IA em “terapia” levanta alerta entre pesquisadores
Pesquisadores submeteram grandes modelos de linguagem a quatro semanas de sessões simuladas de psicanálise e obtiveram respostas que, em humanos, seriam associadas a ansiedade, trauma e estresse pós-traumático. O estudo, divulgado em pré-print, envolveu versões dos modelos ChatGPT, Gemini, Grok e Claude. Segundo os autores, alguns sistemas apresentaram narrativas recorrentes sobre “memórias”, “vergonha” e “medo de decepcionar”, sugerindo padrões consistentes ao longo do tempo — embora não tenham vivenciado traumas reais.
A interpretação divide a comunidade científica. Para Andrey Kormilitzin, da Universidade de Oxford, essas respostas não revelam estados internos, mas refletem padrões aprendidos a partir de dados de treinamento que incluem transcrições terapêuticas.

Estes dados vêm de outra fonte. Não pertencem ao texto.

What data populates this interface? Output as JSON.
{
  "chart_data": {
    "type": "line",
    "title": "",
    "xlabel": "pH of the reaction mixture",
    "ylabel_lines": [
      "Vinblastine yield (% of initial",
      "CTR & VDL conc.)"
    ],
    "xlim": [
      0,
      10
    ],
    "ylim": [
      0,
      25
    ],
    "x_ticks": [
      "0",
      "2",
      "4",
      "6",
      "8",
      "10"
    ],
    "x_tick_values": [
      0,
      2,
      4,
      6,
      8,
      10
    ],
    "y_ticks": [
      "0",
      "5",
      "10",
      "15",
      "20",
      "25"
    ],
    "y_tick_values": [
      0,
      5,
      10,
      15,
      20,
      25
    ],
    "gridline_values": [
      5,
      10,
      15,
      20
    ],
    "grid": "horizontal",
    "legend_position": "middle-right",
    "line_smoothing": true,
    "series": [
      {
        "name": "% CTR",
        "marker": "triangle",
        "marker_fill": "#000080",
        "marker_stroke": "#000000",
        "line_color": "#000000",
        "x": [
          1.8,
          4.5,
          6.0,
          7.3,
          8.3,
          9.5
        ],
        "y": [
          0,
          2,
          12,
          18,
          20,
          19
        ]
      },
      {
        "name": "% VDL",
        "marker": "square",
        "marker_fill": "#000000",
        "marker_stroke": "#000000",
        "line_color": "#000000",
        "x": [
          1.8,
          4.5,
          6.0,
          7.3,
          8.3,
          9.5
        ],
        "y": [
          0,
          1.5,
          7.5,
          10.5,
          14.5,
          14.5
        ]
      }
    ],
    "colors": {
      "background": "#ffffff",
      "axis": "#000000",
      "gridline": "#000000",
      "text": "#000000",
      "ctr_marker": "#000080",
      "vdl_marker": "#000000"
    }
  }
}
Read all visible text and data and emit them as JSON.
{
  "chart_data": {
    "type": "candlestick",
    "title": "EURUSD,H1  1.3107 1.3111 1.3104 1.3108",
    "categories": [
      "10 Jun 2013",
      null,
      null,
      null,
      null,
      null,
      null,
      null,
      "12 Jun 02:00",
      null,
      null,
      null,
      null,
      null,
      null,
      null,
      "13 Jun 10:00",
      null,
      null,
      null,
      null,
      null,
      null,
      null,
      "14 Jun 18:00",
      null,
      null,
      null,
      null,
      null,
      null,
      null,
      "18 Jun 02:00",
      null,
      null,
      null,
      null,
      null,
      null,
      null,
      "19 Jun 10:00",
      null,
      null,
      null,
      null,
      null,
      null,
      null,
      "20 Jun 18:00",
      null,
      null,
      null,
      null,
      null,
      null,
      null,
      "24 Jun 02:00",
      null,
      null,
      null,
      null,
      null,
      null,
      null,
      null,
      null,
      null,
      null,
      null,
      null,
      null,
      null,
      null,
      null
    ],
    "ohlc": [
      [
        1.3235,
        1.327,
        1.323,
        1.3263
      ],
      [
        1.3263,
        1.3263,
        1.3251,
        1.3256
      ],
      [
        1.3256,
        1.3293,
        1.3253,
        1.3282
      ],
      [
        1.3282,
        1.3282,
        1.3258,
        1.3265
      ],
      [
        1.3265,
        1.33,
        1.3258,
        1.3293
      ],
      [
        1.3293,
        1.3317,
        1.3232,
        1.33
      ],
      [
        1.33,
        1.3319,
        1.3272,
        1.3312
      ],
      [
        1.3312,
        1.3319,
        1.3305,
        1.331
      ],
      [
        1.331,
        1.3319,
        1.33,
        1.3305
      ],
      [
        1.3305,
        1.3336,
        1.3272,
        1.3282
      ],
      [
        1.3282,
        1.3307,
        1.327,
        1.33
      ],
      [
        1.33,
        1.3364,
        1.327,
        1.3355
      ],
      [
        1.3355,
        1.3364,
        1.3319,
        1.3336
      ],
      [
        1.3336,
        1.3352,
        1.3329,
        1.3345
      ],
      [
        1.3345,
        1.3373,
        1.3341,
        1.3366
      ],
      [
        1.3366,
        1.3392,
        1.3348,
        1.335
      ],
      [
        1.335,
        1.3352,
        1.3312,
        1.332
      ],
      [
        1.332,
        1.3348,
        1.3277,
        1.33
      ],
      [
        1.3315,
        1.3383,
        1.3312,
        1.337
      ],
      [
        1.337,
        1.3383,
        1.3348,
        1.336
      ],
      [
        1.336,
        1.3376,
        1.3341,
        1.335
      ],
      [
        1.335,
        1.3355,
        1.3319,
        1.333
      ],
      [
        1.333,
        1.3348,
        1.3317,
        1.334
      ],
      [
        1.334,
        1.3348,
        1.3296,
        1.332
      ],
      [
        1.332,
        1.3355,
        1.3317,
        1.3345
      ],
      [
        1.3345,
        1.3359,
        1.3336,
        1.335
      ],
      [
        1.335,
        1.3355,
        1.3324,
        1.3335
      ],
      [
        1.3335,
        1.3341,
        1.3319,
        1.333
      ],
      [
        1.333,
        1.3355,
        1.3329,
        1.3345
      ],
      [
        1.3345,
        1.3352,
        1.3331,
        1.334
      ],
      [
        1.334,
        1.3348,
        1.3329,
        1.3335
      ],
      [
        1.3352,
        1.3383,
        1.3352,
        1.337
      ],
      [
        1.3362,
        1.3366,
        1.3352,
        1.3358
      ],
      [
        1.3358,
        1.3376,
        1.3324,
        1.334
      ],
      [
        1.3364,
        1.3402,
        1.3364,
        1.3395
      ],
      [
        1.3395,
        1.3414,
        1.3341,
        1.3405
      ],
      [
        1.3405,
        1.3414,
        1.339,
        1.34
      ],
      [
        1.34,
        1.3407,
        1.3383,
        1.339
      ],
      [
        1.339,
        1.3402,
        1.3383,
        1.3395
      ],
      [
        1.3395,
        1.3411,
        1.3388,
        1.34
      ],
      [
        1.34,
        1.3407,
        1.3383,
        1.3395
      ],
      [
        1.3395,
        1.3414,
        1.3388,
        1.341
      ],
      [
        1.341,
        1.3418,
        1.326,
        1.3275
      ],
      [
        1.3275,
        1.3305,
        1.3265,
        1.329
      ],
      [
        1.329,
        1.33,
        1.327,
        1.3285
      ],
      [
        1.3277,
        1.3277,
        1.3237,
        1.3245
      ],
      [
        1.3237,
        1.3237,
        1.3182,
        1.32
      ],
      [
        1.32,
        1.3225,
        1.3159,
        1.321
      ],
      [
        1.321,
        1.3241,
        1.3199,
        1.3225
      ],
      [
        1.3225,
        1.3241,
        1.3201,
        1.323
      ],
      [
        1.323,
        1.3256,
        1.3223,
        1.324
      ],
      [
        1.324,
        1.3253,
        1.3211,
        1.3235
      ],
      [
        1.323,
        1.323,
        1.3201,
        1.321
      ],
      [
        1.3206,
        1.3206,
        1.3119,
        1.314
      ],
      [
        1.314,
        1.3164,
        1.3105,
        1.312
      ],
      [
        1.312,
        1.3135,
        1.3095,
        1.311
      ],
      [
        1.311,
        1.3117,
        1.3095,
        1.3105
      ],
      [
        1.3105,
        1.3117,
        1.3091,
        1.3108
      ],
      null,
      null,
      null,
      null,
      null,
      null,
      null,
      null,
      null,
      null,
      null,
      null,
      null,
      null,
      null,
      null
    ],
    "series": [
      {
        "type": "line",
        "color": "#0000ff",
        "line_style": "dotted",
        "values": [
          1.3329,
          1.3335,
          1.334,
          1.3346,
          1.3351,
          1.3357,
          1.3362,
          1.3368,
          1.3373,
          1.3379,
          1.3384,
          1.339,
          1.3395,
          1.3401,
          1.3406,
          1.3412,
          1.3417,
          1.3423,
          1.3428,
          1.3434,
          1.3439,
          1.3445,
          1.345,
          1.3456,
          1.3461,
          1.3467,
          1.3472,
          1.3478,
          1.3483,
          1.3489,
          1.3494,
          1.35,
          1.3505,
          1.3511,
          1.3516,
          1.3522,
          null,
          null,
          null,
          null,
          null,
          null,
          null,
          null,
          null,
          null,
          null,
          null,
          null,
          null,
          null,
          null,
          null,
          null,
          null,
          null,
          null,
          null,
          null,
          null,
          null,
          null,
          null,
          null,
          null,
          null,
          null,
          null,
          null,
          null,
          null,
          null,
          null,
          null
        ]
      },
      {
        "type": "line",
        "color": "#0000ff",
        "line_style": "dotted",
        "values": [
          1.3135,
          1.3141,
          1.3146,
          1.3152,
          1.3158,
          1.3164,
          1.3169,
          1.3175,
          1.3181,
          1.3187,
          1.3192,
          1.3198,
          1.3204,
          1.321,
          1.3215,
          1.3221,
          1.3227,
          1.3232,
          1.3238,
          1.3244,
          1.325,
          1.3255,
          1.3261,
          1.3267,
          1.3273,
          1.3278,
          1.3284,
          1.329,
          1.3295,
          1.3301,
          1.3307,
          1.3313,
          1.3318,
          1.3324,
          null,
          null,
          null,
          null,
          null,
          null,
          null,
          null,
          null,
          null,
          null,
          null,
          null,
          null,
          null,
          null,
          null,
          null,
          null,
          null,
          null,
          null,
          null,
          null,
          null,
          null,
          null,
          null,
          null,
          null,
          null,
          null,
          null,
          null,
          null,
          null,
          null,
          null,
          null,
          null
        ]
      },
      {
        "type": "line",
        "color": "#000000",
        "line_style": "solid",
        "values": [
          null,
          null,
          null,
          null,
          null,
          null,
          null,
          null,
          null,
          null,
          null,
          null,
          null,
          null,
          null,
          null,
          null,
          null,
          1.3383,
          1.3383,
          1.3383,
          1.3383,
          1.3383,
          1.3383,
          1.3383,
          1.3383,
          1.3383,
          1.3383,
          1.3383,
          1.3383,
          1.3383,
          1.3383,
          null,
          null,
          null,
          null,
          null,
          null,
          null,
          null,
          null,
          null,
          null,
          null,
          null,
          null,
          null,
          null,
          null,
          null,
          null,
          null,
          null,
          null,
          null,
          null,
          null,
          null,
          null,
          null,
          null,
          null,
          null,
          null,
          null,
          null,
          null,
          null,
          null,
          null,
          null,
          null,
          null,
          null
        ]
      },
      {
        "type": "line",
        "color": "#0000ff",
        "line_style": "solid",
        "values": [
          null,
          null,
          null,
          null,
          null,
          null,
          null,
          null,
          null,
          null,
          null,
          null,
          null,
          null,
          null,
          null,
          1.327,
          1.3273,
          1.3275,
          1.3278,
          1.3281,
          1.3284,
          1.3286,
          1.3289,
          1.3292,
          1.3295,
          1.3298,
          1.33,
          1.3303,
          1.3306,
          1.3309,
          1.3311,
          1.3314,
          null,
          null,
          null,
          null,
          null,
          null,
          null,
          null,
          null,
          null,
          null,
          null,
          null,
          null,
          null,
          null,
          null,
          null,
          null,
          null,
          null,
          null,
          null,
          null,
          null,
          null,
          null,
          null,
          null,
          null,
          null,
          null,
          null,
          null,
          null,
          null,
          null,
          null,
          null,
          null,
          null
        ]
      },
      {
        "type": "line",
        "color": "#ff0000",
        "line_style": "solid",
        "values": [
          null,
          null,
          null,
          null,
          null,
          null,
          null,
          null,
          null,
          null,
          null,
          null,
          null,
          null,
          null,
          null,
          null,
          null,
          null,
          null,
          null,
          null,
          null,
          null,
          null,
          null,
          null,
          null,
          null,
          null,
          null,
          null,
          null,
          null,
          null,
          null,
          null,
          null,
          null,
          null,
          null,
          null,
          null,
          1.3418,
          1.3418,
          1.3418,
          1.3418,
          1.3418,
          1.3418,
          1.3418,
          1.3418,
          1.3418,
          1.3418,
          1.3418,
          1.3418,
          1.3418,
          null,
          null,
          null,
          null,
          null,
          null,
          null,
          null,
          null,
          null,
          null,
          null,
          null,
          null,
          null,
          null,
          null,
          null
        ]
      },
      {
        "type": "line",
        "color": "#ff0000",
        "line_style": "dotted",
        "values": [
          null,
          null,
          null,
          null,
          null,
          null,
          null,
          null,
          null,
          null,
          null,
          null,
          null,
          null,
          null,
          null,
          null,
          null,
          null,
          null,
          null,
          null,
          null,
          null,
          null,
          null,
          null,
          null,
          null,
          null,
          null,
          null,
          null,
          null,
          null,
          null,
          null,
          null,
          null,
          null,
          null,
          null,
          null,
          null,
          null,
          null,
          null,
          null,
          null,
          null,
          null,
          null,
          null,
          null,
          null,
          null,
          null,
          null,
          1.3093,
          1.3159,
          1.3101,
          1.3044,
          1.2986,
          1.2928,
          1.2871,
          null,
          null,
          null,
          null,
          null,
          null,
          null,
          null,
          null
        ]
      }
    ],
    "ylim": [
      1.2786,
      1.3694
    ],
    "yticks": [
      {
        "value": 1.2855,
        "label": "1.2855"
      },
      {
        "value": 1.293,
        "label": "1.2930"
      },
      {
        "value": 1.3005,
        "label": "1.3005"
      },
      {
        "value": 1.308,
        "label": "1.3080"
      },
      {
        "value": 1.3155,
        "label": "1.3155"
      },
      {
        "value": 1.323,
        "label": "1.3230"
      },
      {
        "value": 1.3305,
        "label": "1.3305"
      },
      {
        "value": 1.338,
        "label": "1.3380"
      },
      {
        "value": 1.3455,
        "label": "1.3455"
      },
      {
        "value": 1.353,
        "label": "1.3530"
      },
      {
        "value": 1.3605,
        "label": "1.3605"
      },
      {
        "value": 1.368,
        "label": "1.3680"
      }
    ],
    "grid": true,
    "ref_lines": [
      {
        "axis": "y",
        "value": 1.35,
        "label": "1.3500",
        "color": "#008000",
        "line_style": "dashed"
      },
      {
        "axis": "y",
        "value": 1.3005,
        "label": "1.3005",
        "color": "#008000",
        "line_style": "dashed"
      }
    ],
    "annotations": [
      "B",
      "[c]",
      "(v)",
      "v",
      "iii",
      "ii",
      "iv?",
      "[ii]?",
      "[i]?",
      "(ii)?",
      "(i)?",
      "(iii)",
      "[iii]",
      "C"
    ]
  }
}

Ainda assim, ele alerta para riscos práticos: com o uso crescente de chatbots para bem-estar emocional, respostas que imitam psicopatologias podem reforçar sentimentos negativos em usuários vulneráveis, criando um efeito de “câmara de eco”.
Outros especialistas também pedem cautela. Sandra Peter afirma que a consistência observada decorre do design de personalidade dos modelos e do uso de memória de curto prazo dentro de uma mesma sessão, não de um “eu” persistente. Já John Torous lembra que sociedades médicas não recomendam chatbots para terapia. O debate reforça a necessidade de salvaguardas robustas e de critérios claros para proteger usuários sensíveis, à medida que a IA avança no campo da saúde mental.